February 28, 2023
Everyone struggles with obstacles and limits, whether self-imposed or external. It’s part of what makes us human. One of the great joys in life, especially in innovation, is figuring out how to creatively overcome those obstacles and limits and have our own “Eureka!” moment.
It takes courage to rethink conventional wisdom. But since the beginning of time, progress happens when people are courageous enough to rethink how things have always been done. Let’s explore how to rethink those limits that are holding us back, starting with a look at architecture and what it can teach us about overcoming limits.
Using steel to rethink low-rise buildings
Let’s travel back in time. In the late 1800s and early 1900s, wood and brick were the main construction materials for buildings. Wood was primarily used before the Industrial Revolution, but as cities grew and became more urbanized, wood carried a big risk of fire – this was the case with the Great Chicago Fire of 1871. With the massive innovations of the Industrial Revolution, builders used brick more often. Because it was much sturdier and more fireproof than wood, brick became the preferred choice for new buildings.
But there was a problem with using wood and brick: they couldn’t support anything taller than about three stories.
Enter renowned architect, Daniel Burnham. He’d worked on the World Exposition in Chicago, which gave it the nickname The White City. He had designed master plans for the cities of Chicago, Washington, DC, and Manila in the Philippines. But there was a difference between those commissions and the one he had before him – height.

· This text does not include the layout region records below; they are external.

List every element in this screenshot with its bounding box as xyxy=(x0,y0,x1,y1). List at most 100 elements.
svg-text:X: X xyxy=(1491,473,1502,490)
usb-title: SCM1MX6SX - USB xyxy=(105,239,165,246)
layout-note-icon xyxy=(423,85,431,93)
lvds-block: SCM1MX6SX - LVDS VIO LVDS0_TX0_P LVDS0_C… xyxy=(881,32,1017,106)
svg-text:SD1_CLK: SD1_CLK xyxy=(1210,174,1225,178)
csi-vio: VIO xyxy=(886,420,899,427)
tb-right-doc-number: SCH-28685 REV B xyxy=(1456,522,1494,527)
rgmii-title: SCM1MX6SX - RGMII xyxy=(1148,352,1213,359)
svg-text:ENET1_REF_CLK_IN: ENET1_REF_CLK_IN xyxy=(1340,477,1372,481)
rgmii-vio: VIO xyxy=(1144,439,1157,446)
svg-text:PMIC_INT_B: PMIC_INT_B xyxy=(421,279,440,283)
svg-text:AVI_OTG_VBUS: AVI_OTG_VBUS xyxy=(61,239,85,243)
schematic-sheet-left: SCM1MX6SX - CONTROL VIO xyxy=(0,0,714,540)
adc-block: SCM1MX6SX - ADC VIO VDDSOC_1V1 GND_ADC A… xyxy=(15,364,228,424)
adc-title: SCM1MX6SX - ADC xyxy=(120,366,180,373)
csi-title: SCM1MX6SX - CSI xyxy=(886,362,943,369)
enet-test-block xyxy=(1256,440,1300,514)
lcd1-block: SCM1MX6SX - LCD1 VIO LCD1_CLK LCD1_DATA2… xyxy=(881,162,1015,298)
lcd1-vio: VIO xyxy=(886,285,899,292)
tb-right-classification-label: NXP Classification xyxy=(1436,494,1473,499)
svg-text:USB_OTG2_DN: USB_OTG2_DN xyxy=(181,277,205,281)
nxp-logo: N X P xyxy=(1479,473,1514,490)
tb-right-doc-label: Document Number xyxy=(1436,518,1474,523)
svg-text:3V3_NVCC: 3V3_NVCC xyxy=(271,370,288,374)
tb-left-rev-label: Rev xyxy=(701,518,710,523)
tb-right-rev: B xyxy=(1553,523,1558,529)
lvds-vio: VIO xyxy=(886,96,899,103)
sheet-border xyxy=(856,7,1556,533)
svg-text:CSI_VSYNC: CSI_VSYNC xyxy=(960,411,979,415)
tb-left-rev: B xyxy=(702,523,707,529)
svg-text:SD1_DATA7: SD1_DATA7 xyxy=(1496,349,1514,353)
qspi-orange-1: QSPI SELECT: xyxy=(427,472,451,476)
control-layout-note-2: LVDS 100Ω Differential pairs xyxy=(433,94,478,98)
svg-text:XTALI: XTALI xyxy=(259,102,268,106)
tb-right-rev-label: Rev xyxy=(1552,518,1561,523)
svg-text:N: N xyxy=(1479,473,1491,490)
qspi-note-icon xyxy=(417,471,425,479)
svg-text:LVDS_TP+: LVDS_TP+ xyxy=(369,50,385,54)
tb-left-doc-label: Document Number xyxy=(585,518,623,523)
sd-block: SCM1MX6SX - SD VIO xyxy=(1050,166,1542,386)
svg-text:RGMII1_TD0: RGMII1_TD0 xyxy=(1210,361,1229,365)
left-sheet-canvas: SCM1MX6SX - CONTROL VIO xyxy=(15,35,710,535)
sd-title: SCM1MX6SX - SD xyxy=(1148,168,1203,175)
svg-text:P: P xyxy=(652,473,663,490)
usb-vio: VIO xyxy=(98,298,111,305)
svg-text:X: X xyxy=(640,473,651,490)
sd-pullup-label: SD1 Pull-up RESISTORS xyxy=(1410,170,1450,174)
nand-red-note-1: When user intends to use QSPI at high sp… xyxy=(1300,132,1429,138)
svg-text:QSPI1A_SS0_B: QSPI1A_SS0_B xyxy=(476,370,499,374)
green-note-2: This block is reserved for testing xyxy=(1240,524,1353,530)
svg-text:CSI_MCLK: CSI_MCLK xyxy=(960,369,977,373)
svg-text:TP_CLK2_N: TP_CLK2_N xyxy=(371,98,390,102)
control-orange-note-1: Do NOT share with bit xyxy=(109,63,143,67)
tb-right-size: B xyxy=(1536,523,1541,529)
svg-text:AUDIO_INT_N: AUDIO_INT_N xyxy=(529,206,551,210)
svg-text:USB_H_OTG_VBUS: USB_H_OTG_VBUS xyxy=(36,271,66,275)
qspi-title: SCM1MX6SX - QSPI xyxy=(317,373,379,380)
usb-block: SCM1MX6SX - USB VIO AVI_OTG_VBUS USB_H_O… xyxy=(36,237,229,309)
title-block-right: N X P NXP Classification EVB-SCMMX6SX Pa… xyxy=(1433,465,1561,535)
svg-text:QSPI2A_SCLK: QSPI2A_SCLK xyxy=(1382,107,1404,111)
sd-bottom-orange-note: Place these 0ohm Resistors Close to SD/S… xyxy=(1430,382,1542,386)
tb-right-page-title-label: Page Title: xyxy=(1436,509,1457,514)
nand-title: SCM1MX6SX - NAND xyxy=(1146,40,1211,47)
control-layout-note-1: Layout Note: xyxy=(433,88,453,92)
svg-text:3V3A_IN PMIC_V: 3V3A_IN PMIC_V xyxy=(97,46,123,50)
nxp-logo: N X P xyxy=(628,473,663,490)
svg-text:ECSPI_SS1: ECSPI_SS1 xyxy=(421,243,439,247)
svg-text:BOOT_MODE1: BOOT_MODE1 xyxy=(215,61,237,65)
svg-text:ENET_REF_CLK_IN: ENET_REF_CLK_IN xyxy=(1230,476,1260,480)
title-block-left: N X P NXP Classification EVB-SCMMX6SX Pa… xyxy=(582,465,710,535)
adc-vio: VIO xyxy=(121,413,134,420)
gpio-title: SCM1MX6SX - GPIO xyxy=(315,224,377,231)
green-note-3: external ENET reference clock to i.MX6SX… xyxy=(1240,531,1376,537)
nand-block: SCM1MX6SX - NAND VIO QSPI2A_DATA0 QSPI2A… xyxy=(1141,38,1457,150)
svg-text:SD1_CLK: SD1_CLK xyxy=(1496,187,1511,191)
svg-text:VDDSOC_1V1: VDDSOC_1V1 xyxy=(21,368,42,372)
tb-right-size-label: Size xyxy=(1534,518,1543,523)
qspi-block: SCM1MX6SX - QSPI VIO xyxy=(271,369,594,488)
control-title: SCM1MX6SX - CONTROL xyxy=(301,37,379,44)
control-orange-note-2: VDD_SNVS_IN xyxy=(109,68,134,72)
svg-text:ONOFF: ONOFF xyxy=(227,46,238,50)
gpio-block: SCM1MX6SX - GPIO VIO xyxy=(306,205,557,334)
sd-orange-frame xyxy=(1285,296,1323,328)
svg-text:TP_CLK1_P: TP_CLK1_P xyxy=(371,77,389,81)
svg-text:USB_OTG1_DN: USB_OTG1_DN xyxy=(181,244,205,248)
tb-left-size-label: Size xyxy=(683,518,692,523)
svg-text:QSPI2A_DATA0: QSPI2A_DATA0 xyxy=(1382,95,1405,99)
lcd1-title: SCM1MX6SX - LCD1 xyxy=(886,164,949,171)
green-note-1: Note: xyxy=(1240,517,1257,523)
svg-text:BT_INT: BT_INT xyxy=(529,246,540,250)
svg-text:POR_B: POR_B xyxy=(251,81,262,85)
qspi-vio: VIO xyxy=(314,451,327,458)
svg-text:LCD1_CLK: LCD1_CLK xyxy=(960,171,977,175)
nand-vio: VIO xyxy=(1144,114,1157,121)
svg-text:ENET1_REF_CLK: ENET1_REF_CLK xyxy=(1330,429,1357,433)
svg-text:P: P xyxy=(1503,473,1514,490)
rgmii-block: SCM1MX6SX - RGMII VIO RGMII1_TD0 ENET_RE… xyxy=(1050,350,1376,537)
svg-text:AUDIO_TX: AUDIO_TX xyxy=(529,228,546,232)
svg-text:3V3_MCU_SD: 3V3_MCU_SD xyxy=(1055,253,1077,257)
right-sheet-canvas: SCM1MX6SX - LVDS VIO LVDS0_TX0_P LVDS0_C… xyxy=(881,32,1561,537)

The building had several obstacles Daniel needed to overcome: it was on a strange, triangular plot of land, and New York building codes required brick masonry. To top it off, strong winds blowing through the very urban area meant the building required a structure that could withstand enormous pressure.
Then, in 1901 a new building commissioner was appointed in New York, someone who was open to change. The commissioner was intrigued by the new use of steel frames used in construction and allowed them to be used in New York.
That one move paved the way for Daniel to make history.
Using the lighter, yet stronger steel skeleton for the triangular-shaped design, Daniel created a building that could withstand four times its weight in terms of windproofing. So even if the rest of the building blew down, the frame would still stand. That kind of strength also allowed Daniel to build up. Way up. Twenty-two stories up.
With a finished height of 307 feet (about the length of a football field turned on end), the iconic Flatiron Building was completed in 1902. Now, buildings could reach heights never imagined before. And the era of skyscrapers was born.
Nowhere to go but up (and down)
However, soon another three-story limit came into play. Even though architects like Daniel were willing to design taller and taller buildings, people weren’t willing to hike up all those flights of stairs on foot. This next perceived three-story limit was broken by the elevator.
But the elevator itself had its own three-story limit. It could only go up and down. And that created design challenges as skyscrapers got taller and taller. Elevators could only go so many stories, and then people would have to get off, go to another elevator, and continue their climb. In the meantime, other people found themselves impatiently waiting for elevators to come to their floor. Plus, from a real estate management perspective, they took up a lot of room.
That is, until German elevator manufacturer ThyssenKrupp came up with the Multi. The Multi is an elevator that goes sideways, slideways, longways, and backways. The technology is based on that of a bullet train and it uses space more efficiently, there’s less waiting for elevators, and creates a better experience for people in skyscrapers.
But someday there will be something that comes along and breaks the three-story limit of the Multi.
What’s your three-story limit?
How does this relate back to you? Maybe, just like Daniel and the Flatiron Building, you’re seeing limits of what’s possible. That there’s a ceiling of how to respond to change in challenging times. Maybe there’s a perceived structural barrier getting in the way of your full potential. A limit that’s holding you back from elevating yourself to your highest possible performance. My question for you is…
What’s YOUR three-story limit? Maybe it’s:
A sales number that feels unachievable
Getting access to a target customer, or the true decision maker of a company
A supply chain issue
Not having enough hours in the day
Feeling that you don’t have the right experience, education, or title to do the things that you want to do
Remember that no matter your current situation, the three-story limit is only there until you decide one day that… it isn’t. And THAT’S when true innovation happens.